Language agents help large language models ‘think’ better, cheaper  

The large language models (LLMs) that have increasingly taken over the tech world are not “cheap” in many ways. The most prominent LLMs, GPT-4 for instance, took some $100 million to build because of the legal costs of accessing training data; computational power costs for what could be billions or trillions of parameters; the energy and water needed to fuel computation; and the many coders needed to develop the training algorithms that must run cycle after cycle so the machine will “learn.” 

What if a researcher needs to do a specialized task that a machine could do more efficiently, but doesn’t have access to a large institution like Washington University in St. Louis that offers access to generative AI tools? Say, a parent wants to prep their child for a difficult test and needs to show many examples of how to solve complicated math problems?

Building one’s own LLM is an onerous prospect because of the numerous forementioned costs but also because making direct use of the big models like GPT-4 and Llama 3.1 might not immediately be suited for the complex reasoning in logic and math the task requires.

An image generated by shutterstock showing a generic white box that says "GREAT CHOICE AI"
This AI-generated image illustrates the advantage of a new technique in teaching large language models how to think, offering a more cost-effective option for people wanting to make use of generative AI. (Image: Shutterstock)

It would help if there were a more cost-effective version of a LLM thinker available to the masses, a generic brand for generative AI.

Researchers at WashU decided to tackle this challenge by building an autonomous agent to instruct the reasoning process of LLMs.
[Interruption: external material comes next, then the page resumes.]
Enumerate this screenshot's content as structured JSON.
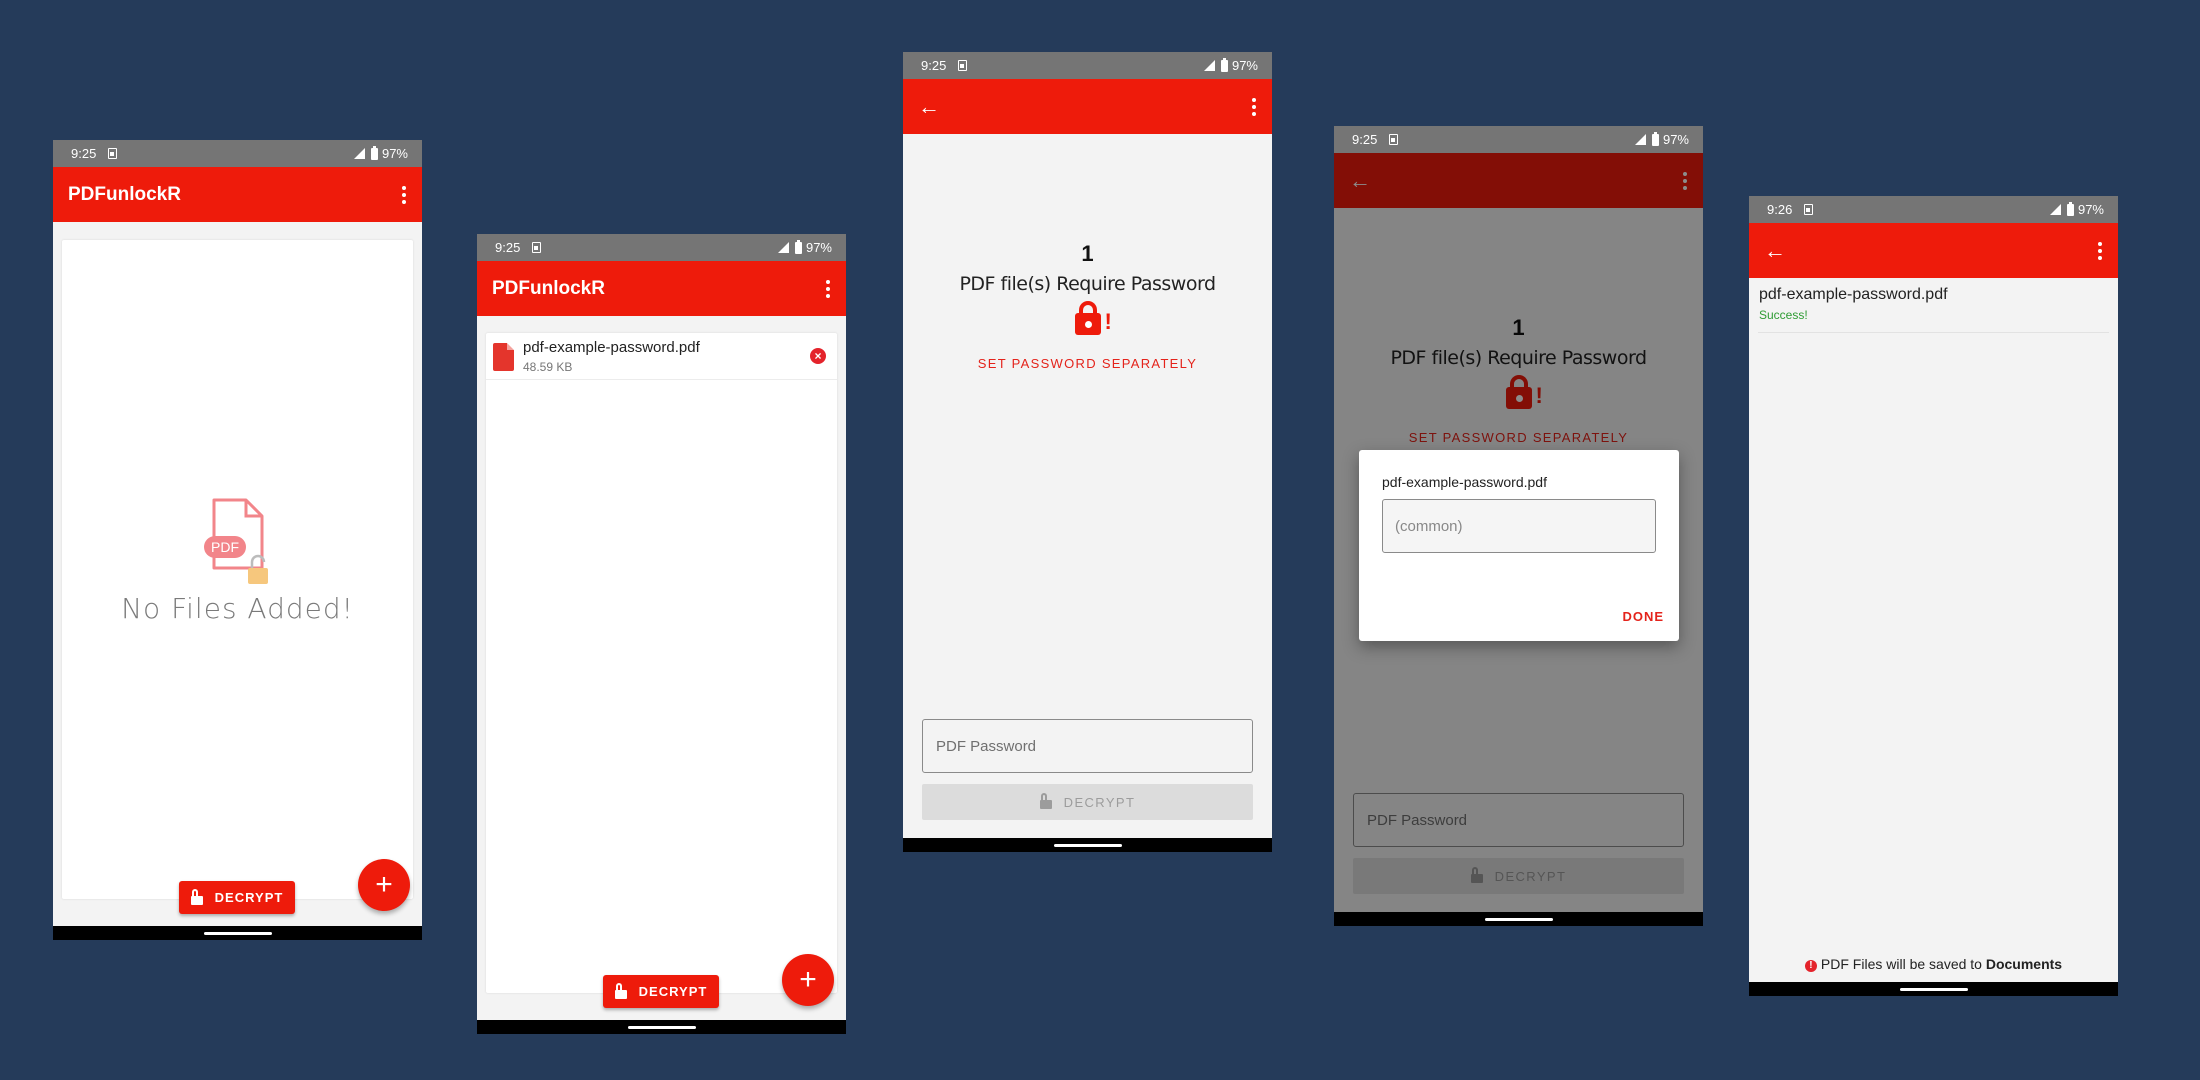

This agent generates a single set of instructions for each task and those instructions turn out to be extremely effective at improving the reasoning process of different LLMs across all task instances, according to research from the lab of Chenguang Wang, an assistant professor of computer science and engineering at WashU’s McKelvey School of Engineering. The research was done in collaboration with Dawn Song, a professor at the University California, Berkeley.  
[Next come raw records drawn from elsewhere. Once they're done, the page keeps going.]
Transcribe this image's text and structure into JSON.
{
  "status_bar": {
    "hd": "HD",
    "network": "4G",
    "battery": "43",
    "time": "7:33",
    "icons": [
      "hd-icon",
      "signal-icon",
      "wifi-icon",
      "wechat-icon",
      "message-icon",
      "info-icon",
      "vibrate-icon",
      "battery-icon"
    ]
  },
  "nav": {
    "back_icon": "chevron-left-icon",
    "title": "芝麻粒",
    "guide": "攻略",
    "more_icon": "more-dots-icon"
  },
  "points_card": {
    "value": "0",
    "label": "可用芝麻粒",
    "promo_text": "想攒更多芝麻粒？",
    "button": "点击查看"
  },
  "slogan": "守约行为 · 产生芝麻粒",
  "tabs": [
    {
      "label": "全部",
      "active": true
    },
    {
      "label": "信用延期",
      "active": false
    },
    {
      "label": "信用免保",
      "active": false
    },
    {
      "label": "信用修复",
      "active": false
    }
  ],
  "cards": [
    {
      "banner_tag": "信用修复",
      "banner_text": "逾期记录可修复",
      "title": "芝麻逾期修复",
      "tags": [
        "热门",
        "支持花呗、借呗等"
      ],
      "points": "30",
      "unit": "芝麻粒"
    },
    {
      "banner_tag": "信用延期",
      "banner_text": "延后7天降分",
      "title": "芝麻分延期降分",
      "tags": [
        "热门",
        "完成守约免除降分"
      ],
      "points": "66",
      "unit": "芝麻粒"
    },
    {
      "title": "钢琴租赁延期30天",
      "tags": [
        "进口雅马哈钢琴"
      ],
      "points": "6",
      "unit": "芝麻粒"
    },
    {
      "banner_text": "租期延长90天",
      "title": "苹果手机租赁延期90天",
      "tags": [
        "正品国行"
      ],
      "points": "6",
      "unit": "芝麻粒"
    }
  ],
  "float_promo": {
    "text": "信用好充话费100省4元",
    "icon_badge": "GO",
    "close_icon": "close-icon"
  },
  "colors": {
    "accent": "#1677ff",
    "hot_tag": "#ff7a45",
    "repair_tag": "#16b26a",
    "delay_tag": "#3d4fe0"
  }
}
Researchers included WashU PhD students Nicholas Crispino and Kyle Montgomery and research analyst Fankun Zeng, who presented their work at a recent conference for machine learning. 

This “agent” is a large LLM that serves as a tool to think over the instructions from the web, said Crispino. Given basic task information such as the dataset name, and a few input-only examples, the agent then produces high-quality, step-by-step instructions for tasks. 

Those instructions guide the reasoning of the smaller LLMs on certain tasks. It’s a more affordable way to do generative AI because researchers only have to use the large LLM once per dataset, then they hand instructions over to a smaller LLM that can take over. 

“We can use the expensive model once and make these nice instructions to guide the reasoning or thinking process of a cheaper model,” Crispino said. 

“Our method boosts the performance of state-of-the-art large language models by a large margin,” Montgomery added.

They tested their cost-effective method, called Zero-Shot AgentInstruct, on language processing tasks and compared its performance with zero-shot prompting methods using LLMs Vicuna-13b, Llama-2-70b-chat and GPT-3.5 Turbo.  

Compared with “zero-shot chain of thought” prompting, which works via adding the prompt “let’s think step by step,” Zero-Shot AgentInstruct showed better performance across a variety of tasks evaluated on 29 datasets (including 53 subsets).

“Our improvement in thinking and reasoning is striking, particularly in math and logic,” Wang said. 

Essentially, they are making use of the powerful LLM models to distill tasks into step-by-step reasoning paths for the other model, like an experienced teacher sharing her or his knowledge with students. 

“We’re seeing how far we can push the reasoning capabilities of smaller models using larger models without training,” Crispino said. 


Nicholas Crispino, Kyle Montgomery, Fankun Zeng, Dawn Song and Chenguang Wang. Agent Instructs Large Language Models to be General Zero-Shot Reasoners. In The Forty-first International Conference on Machine Learning (ICML 2024). 

This research was funded in part by a Summer Undergraduate Research Award from the Office of Undergraduate Research at Washington University.